Most of our users edit tens of pictures at a time, which means we need to provide them with the shortest inference latency possible, so that their editing process is as smooth as possible. We do so by compiling our models to TensorRT and using the latest inference GPUs. Up until last June, we were using the T4 GPU for our inference workload.
As you can imagine, every time Nvidia releases a new set of inference GPUs we are particularly excited as we know this can be the opportunity for a huge improvement for our users. So when the A10g was released, we immediately started to benchmark it for our inference workload. Currently, they are only available on AWS and Azure.
Server-side impact of moving to the A10g
Lo and behold, moving our inference workload to the AWS-provided A10g divided our server-side p50 latency by 3, from roughly 450-500 ms to roughly 150ms. Codewise this amounted to recompiling our models to TensorRT on the A10g.
At this point, you are probably thinking this is too good to be true and that this migration must have cost us a crazy amount of money. Wrong 😀. This was almost cost-free for us.
You might also point out that with such low server latencies, most of the processing time as seen by the user must be spent sending data to the servers and receiving responses.
In the next section, we will use locust to take into account the user-perceived latency and compute the monthly prices for the T4 and the A10g at a given QPS.
T4 vs A10g configurations for a given QPS
In order to benchmark the T4 versus the A10g we used locust to simulate requests coming from users and measured the latency as seen by the users. Locust is a tool that can generate realistic load patterns against a dynamic program host on a distant server.

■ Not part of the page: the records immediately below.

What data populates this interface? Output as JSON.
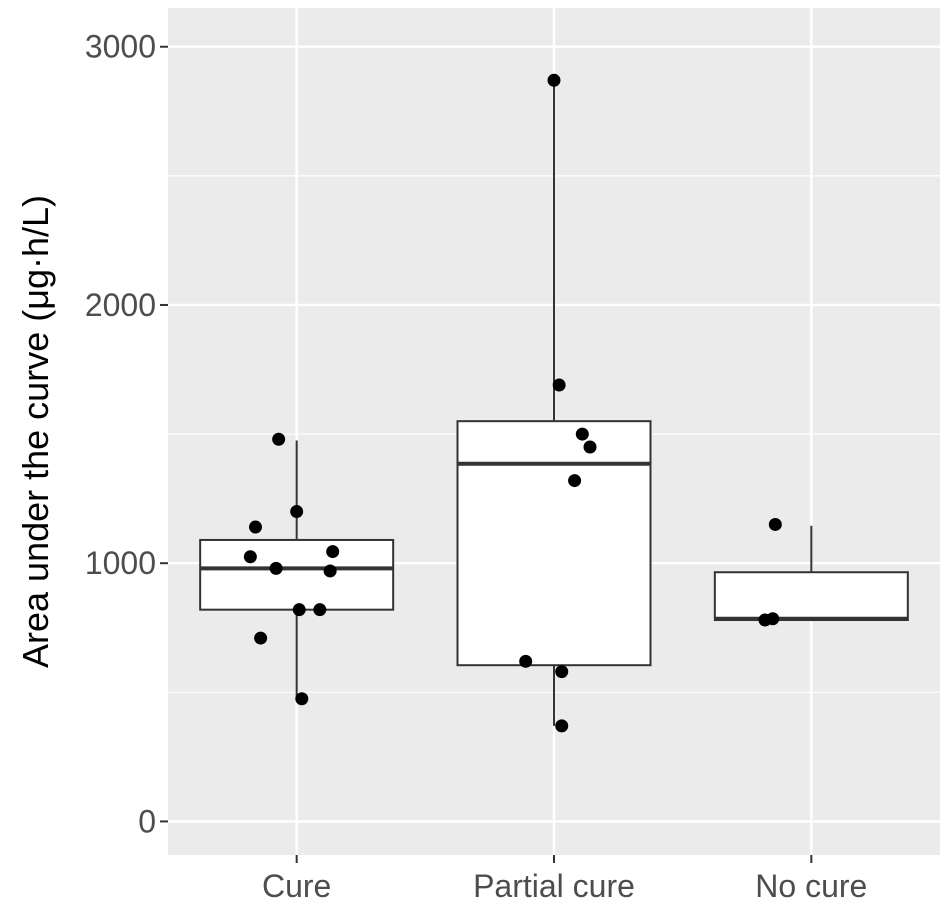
{
  "chart_data": {
    "type": "box",
    "title": "",
    "xlabel": "",
    "ylabel": "Area under the curve (μg·h/L)",
    "categories": [
      "Cure",
      "Partial cure",
      "No cure"
    ],
    "ylim": [
      -130,
      3150
    ],
    "yticks": [
      0,
      1000,
      2000,
      3000
    ],
    "grid": true,
    "colors": {
      "panel": "#ebebeb",
      "grid": "#ffffff",
      "box_fill": "#ffffff",
      "box_line": "#333333",
      "point": "#000000",
      "tick_text": "#4d4d4d"
    },
    "boxes": [
      {
        "category": "Cure",
        "whisker_low": 475,
        "q1": 820,
        "median": 980,
        "q3": 1090,
        "whisker_high": 1475
      },
      {
        "category": "Partial cure",
        "whisker_low": 370,
        "q1": 605,
        "median": 1385,
        "q3": 1550,
        "whisker_high": 2870
      },
      {
        "category": "No cure",
        "whisker_low": 780,
        "q1": 780,
        "median": 785,
        "q3": 965,
        "whisker_high": 1145
      }
    ],
    "points": [
      {
        "category": "Cure",
        "jitter": -0.07,
        "y": 1480
      },
      {
        "category": "Cure",
        "jitter": 0.0,
        "y": 1200
      },
      {
        "category": "Cure",
        "jitter": -0.16,
        "y": 1140
      },
      {
        "category": "Cure",
        "jitter": 0.14,
        "y": 1045
      },
      {
        "category": "Cure",
        "jitter": -0.18,
        "y": 1025
      },
      {
        "category": "Cure",
        "jitter": -0.08,
        "y": 980
      },
      {
        "category": "Cure",
        "jitter": 0.13,
        "y": 970
      },
      {
        "category": "Cure",
        "jitter": 0.01,
        "y": 820
      },
      {
        "category": "Cure",
        "jitter": 0.09,
        "y": 820
      },
      {
        "category": "Cure",
        "jitter": -0.14,
        "y": 710
      },
      {
        "category": "Cure",
        "jitter": 0.02,
        "y": 475
      },
      {
        "category": "Partial cure",
        "jitter": 0.0,
        "y": 2870
      },
      {
        "category": "Partial cure",
        "jitter": 0.02,
        "y": 1690
      },
      {
        "category": "Partial cure",
        "jitter": 0.11,
        "y": 1500
      },
      {
        "category": "Partial cure",
        "jitter": 0.14,
        "y": 1450
      },
      {
        "category": "Partial cure",
        "jitter": 0.08,
        "y": 1320
      },
      {
        "category": "Partial cure",
        "jitter": -0.11,
        "y": 620
      },
      {
        "category": "Partial cure",
        "jitter": 0.03,
        "y": 580
      },
      {
        "category": "Partial cure",
        "jitter": 0.03,
        "y": 370
      },
      {
        "category": "No cure",
        "jitter": -0.14,
        "y": 1150
      },
      {
        "category": "No cure",
        "jitter": -0.15,
        "y": 785
      },
      {
        "category": "No cure",
        "jitter": -0.18,
        "y": 780
      }
    ]
  }
}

One of Locust’s great features is the ability to define user behaviors using simple Python code:
import locust from locust import HttpUser, tag, task # Weights tasks attributes represents the execution ratio between the tasks WEIGHTS_1 = 12 WEIGHTS_2 = 3 ... # This locust class is used to define the behaviour of your user class LBUser(HttpUser): # The on_start method will be called for each simulated user when they start. def on_start(self): ... # Define your first task @tag("Task 1") @tag(WEIGHTS_1) def task_1(self): ... # Define your second task @tag("Task 2") @tag(WEIGHTS_2) def task_2(self): ...
Refer to this page for more information on how to write your own locust file.
Once your locust file is ready, you can use this simple command to launch the locust test:
locust -f locust_file.py --host=HOST_IP
Given a random number of queries per second (100QPS in this experiment) we computed the latency / monthly price curves for both the T4 and A10g for various numbers of instances:
We dispatched the requests to the instances using a round-robin load balancer.
As can be seen in the graph above, using 20 T4 instances costs approximately the same price as using 7 A10gs but the p50 and p90 latencies will be lower on the latter. In this configuration, it is then strictly beneficial to switch from the T4 to the A10g.
The migration to the A10g provided a significant user experience improvement. It also gave us more GPU memory to play with, bumping it up to 24GB from the T4’s 16GB. This will allow us to ship more or bigger models to provide the best editing experience to our users. However this is not the end for us, and we will stay on the lookout for new inference GPUs and better ways to serve our models.